Rev. Joseph F. Tuttle says that this paper is signed by one hundred and seventy-seven names, that some of these names are splendid specimens of penmanship, but others are scarcely legible that eighteen signers made their mark. Doubtless, as Mr. Tuttle remarked, "many of these signers knew better how to hold a musket than a pen." It is said that "Colonel Joseph Jackson had the fact from his father that this association of Whigs in this township had 400 signers." It is believed that each member of the "committee of safety" had a copy of the foregoing agreement, and that if all those papers could be obtained we would find the names of over two hundred more signed thereto. But the foregoing is sufficient to show that a large majority of the leading citizens were openly pronounced in their determination to support the measures of the Continental and Provincial Congresses, and to stand firmly together for self-protection amid the perilous circumstances in which they were placed.

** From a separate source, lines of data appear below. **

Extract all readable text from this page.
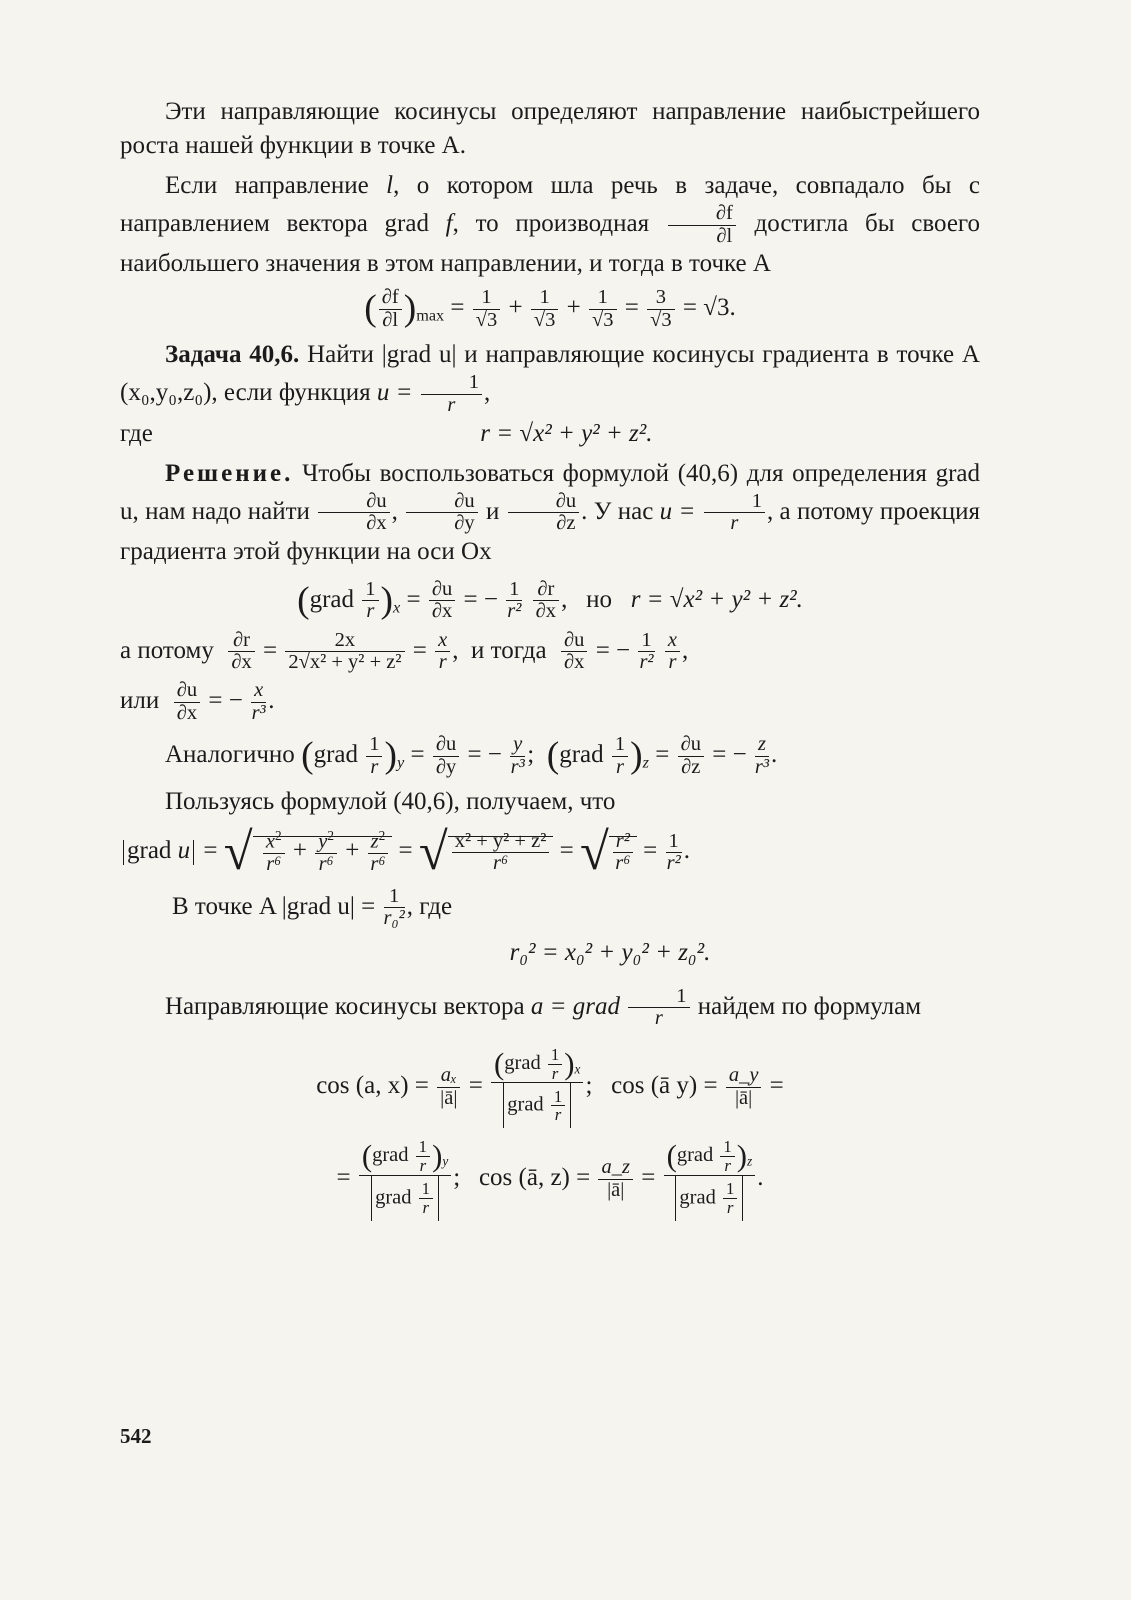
Эти направляющие косинусы определяют направление наибыстрейшего роста нашей функции в точке A.

Если направление l, о котором шла речь в задаче, совпадало бы с направлением вектора grad f, то производная $\frac{\partial f}{\partial l}$ достигла бы своего наибольшего значения в этом направлении, и тогда в точке A

( $\frac{\partial f}{\partial l} )_{max} = \frac{1}{√3} + \frac{1}{√3} + \frac{1}{√3} = \frac{3}{√3} = √3$.

Задача 40,6. Найти |grad u| и направляющие косинусы градиента в точке A (x₀,y₀,z₀), если функция $u = \frac{1}{r}$,

где	r = √x² + y² + z².

Решение. Чтобы воспользоваться формулой (40,6) для определения grad u, нам надо найти $\frac{\partial u}{\partial x}$ , $\frac{\partial u}{\partial y}$ и $\frac{\partial u}{\partial z}$ . У нас $u = \frac{1}{r}$, а потому проекция градиента этой функции на оси Ox

(grad $\frac{1}{r})_x = \frac{\partial u}{\partial x}$ = − $\frac{1}{\text{r²}} \frac{\partial r}{\partial x}$ ,   но r = √x² + y² + z².
а потому $\frac{\partial r}{\partial x} = \frac{2x}{\text{2√x² + y² + z²}} = \frac{x}{r}$,  и тогда $\frac{\partial u}{\partial x}$ = − $\frac{1}{\text{r²}} \frac{x}{r}$,
или $\frac{\partial u}{\partial x}$ = − $\frac{x}{\text{r³}}$.
Аналогично (grad $\frac{1}{r})_y = \frac{\partial u}{\partial y}$ = − $\frac{y}{\text{r³}}$;  (grad $\frac{1}{r})_z = \frac{\partial u}{\partial z}$ = − $\frac{z}{\text{r³}}$.

Пользуясь формулой (40,6), получаем, что

grad u = √ $\frac{x^2}{\text{r⁶}} + \frac{y^2}{\text{r⁶}} + \frac{z^2}{\text{r⁶}}$ = √ $\frac{\text{x² + y² + z²}}{\text{r⁶}}$ = √ $\frac{\text{r²}}{\text{r⁶}} = \frac{1}{\text{r²}}$.
В точке A |grad $u| = \frac{1}{\text{r₀²}}$, где
r₀² = x₀² + y₀² + z₀².

Направляющие косинусы вектора a = grad $\frac{1}{r}$ найдем по формулам

cos (a, $x) = \frac{\text{aₓ}}{|ā|} = \frac{(grad \frac{1}{r})_x}{grad \frac{1}{r}}$ ;   cos (ā $y) = \frac{a\_y}{|ā|}$ =
= $\frac{(grad \frac{1}{r})_y}{grad \frac{1}{r}}$ ;   cos (ā, $z) = \frac{a\_z}{|ā|} = \frac{(grad \frac{1}{r})_z}{grad \frac{1}{r}}$ .
542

Articles of Association of the Freeholders and Inhabitants of Pequannock, in the County of Morris, pledging themselves to sustain the action of the Continental and Provincial Congresses, in defending the Constitution, signed by 180 persons.
We, the Subscribers, Freeholders and Inhabitants of the township of Pequannock, in the county of Morris and the province of New Jersey, having long viewed with concern the avowed design of the ministry of Great Britain to raise a revenue in America, being deeply affected with the cruel hostilities already commenced in Massachusetts Bay for carrying that arbitrary design into execution, convinced that the preservation of the rights and privileges of America depends, under God, on the firm union of its inhabitants, do, with hearts abhorring slavery, and ardently wishing for a reconciliation with our parent state on constitutional principles, solemnly associate and resolve under the sacred ties of virtue, honor and love of our country, that we will personally, and so far as our influence extends, endeavor to support and carry into execution whatever measures may be recommended by the Continental and Provincial Congresses for defending our constitution and preserving the same inviolate, according to the resolutions of the aforesaid Continental and Provincial Congresses, firmly determined by all means in our power to guard against the disorders and confusions to which the peculiar circumstances of the times may expose us.
We do also further associate and agree, as far as shall be consistent with the measures adopted for the preservation of American Freedom, to support the magistrates and other civil officers in the execution of their duty agreeable to the laws of the colony, and to observe the directions of our committee acting.